H.Ç: Çocukken yalnızlaştığımda insanlardan kaçıyordum, hayvanlara sığınıp onları çok sevdiğimi söyledim ya meğer ben bir tek hayvanları değil insanları da çok seviyormuşum ki o insanların farkında bile olmadan yüreklerine hayatlarına dokunuyormuşum.
İlk okurum yazılarımın düzeltmesini yapan İzmir'de yaşayan Şey Kitap’ın Genel Yayın Yönetmeni Önder Birol Bıyık, bana telefon açarak ‘Mersin'e gelip seninle tanışmak istiyorum, yaşadıkların beni çok etkiledi’ dedi. Yine İstanbul'da kitabımı okuyan bir hanım ‘Yaşadıklarını birebir ben de yaşadım. Sen çocukluğunda babanın yaptıklarından dolayı bunları yaşamışsın. Ben ise senin çocukken yaşadıklarının aynısını evliliğimde yaşadım” dedi. Babamın yaşadığı kişilik bozukluğunun adının narsisizm olduğunu söyledi. Başka birçok okur bana ulaşarak, ‘Çığlık’ romanımdan çok etkilendiklerini, çocukken yaşadıklarım karşısında duygulandıklarını dile getirdi.

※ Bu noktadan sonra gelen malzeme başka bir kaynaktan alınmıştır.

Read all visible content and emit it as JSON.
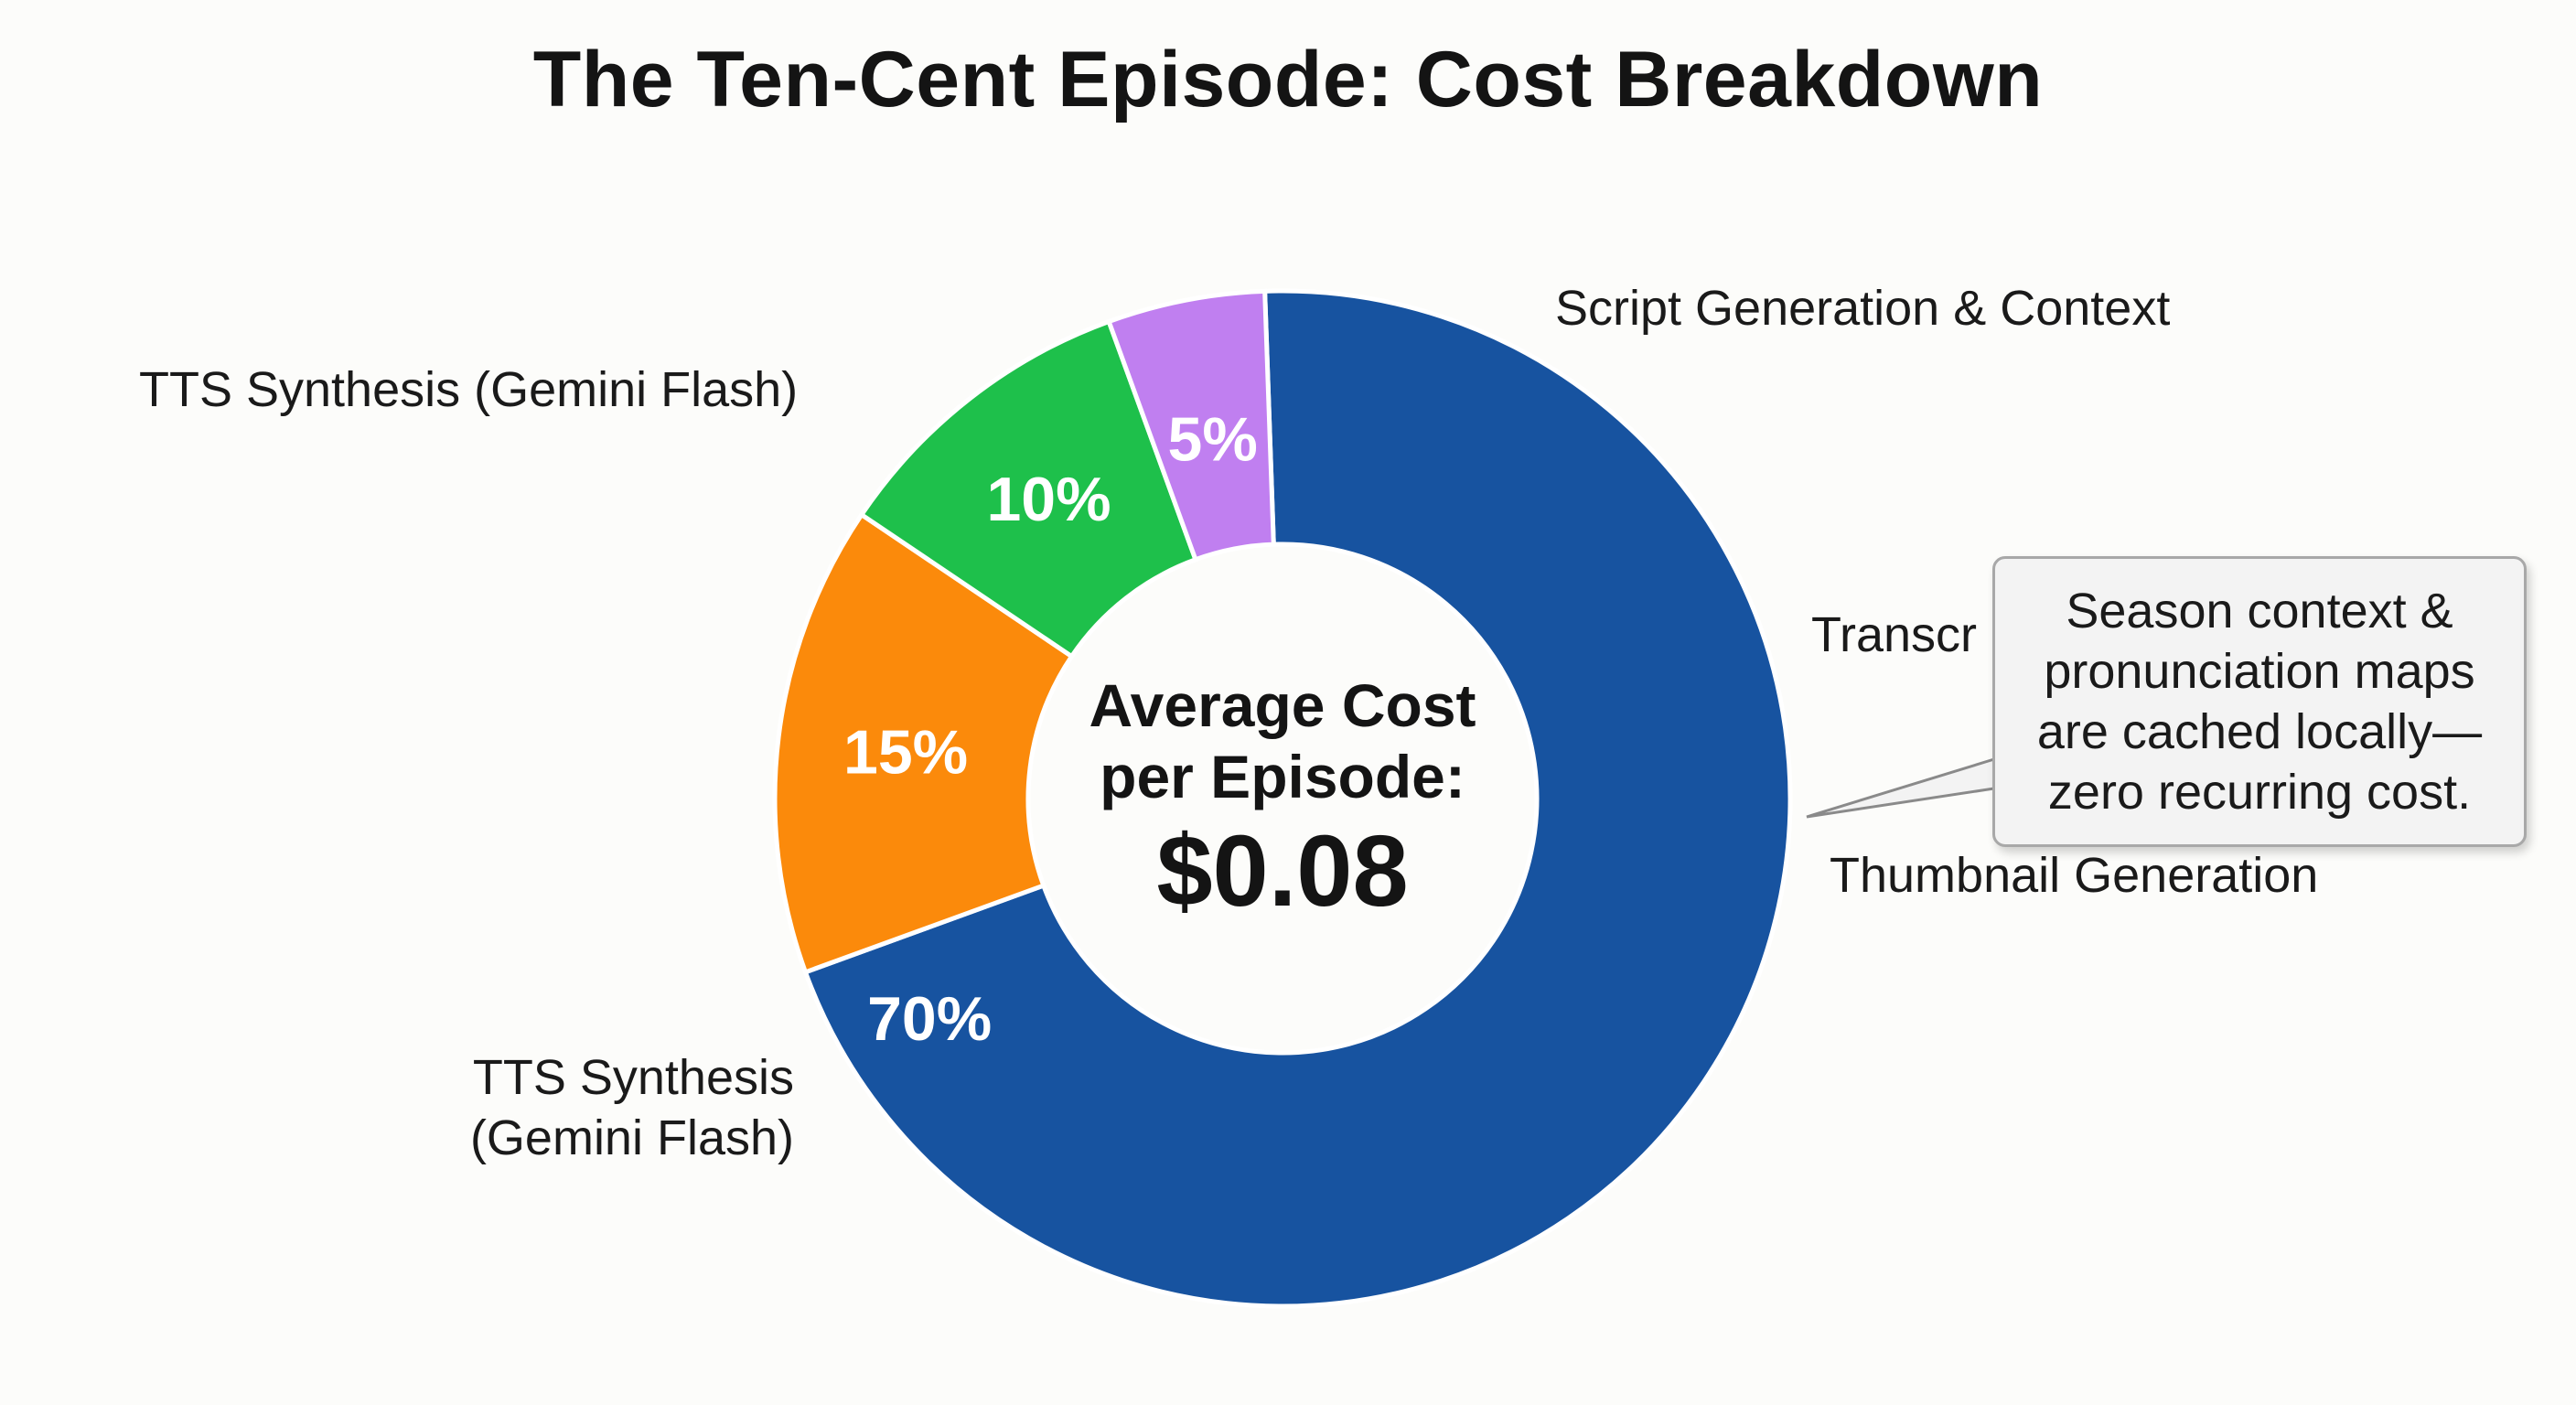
{
  "chart_data": {
    "type": "pie",
    "title": "The Ten-Cent Episode: Cost Breakdown",
    "donut": true,
    "center_text": {
      "caption_lines": [
        "Average Cost",
        "per Episode:"
      ],
      "value": "$0.08"
    },
    "slices": [
      {
        "label": "TTS Synthesis (Gemini Flash)",
        "value": 70,
        "value_label": "70%",
        "color": "#1753a0"
      },
      {
        "label": "Script Generation & Context",
        "value": 15,
        "value_label": "15%",
        "color": "#fb8a0b"
      },
      {
        "label": "Transcr",
        "value": 10,
        "value_label": "10%",
        "color": "#1ec04b"
      },
      {
        "label": "Thumbnail Generation",
        "value": 5,
        "value_label": "5%",
        "color": "#c07ff0"
      }
    ],
    "extra_labels": {
      "tts_top": "TTS Synthesis (Gemini Flash)",
      "tts_bottom_lines": [
        "TTS Synthesis",
        "(Gemini Flash)"
      ]
    },
    "annotation": {
      "lines": [
        "Season context &",
        "pronunciation maps",
        "are cached locally—",
        "zero recurring cost."
      ],
      "points_to": "Thumbnail Generation"
    }
  }
}
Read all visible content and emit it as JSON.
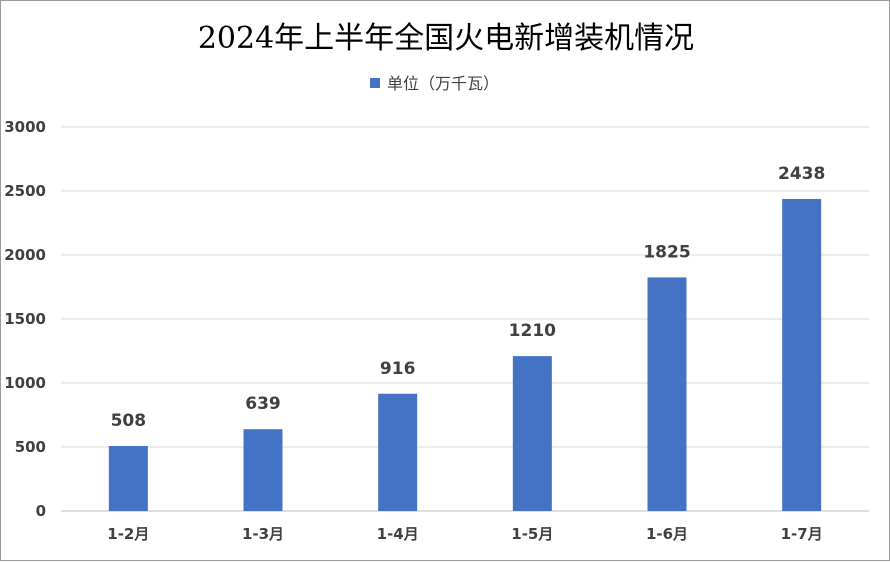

Yeni kitap projeleriniz olacak mı?
H.Ç: Bir hikâye ve bir şiir kitabının hazırlıkları tamamlandı. Şu an Şey Kitap Genel Yayın Yönetmeni Önder Birol Bıyık tarafından okunup düzeltilmesi yapılıyor. İkisi de arka arkaya Eğiten Kitap yayınlarından yakında çıkacak.